Paradoxalement, cette poésie elliptique, dense et incisive, donne le sentiment d’avoir été écrite immédiatement. Sans hésitations et sans repentirs. Dans la rigueur, elle garde la fraicheur de l’émotion, le tranchant de l’éclair.
« C’est vrai : je ne travaille pas mes poèmes. Ils sont portés pendant longtemps mais écrits rapidement. Le poème est une forme qui émerge de sa propre matière : le flux intérieur central, en connexion ponctuelle avec la nature. Connexion qui se manifeste dans l’instant même du poème. Il faut porter en soi le chaos pour être capable d’enfanter une étoile dansante, écrivait Nietzsche dans le prologue de Zarathoustra. De cette mouvance chaotique permanente, on peut, par plongées successives, saisir dans l’instant du poème les traces d’un cheminement, c’est-à-dire du mouvement profond ».

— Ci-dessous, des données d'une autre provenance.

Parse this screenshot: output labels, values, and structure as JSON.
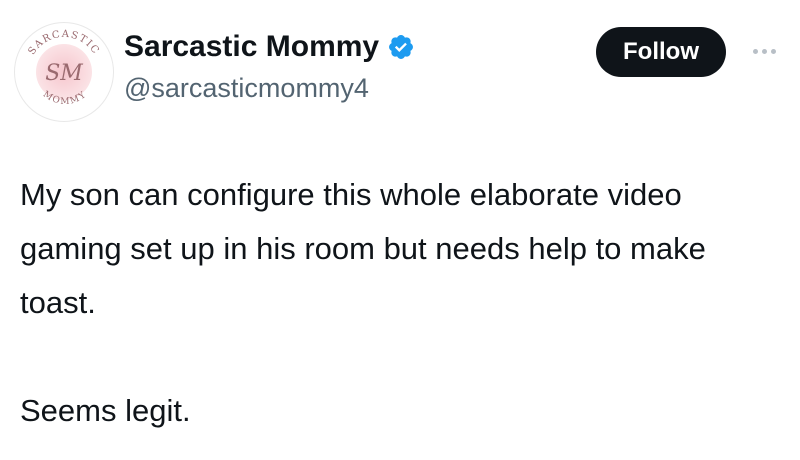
{
  "author": {
    "display_name": "Sarcastic Mommy",
    "handle": "@sarcasticmommy4",
    "verified": true,
    "avatar": {
      "ring_text_top": "SARCASTIC",
      "ring_text_bottom": "MOMMY",
      "monogram": "SM",
      "colors": {
        "circle_fill": "#f8d3d8",
        "text": "#9a6a6f"
      }
    }
  },
  "actions": {
    "follow_label": "Follow",
    "more_icon": "ellipsis-icon"
  },
  "tweet": {
    "paragraphs": [
      "My son can configure this whole elaborate video gaming set up in his room but needs help to make toast.",
      "Seems legit."
    ]
  },
  "colors": {
    "follow_bg": "#0f1419",
    "verified_blue": "#1d9bf0",
    "handle_gray": "#536471"
  }
}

Dans le vif de / l’instant d’être
S’il a beaucoup pratiqué le dessin et la gravure, le langage fut d’emblée l’instrument de Fernand Verhesen. Instrument d’exploration, de déchiffrement – de soi et de l’autre. D’interrogation active de l’inconnu qui creuse, dont parlait admirablement René Char. Car il n’est pas un poète – ni un homme – de l’écart, du retranchement. Au contraire, c’est par la poésie qu’il s’inscrit au cœur de la vie et qu’il éprouve le plus intensément sa présence au monde. « Écrire un poème est une prise de conscience et une prise de risque ». Le poète apparait ici comme celui qui veille. Qui met au jour, dévoile, fait surgir l’invisible. Qui relie aussi. Mais que représente la prose ?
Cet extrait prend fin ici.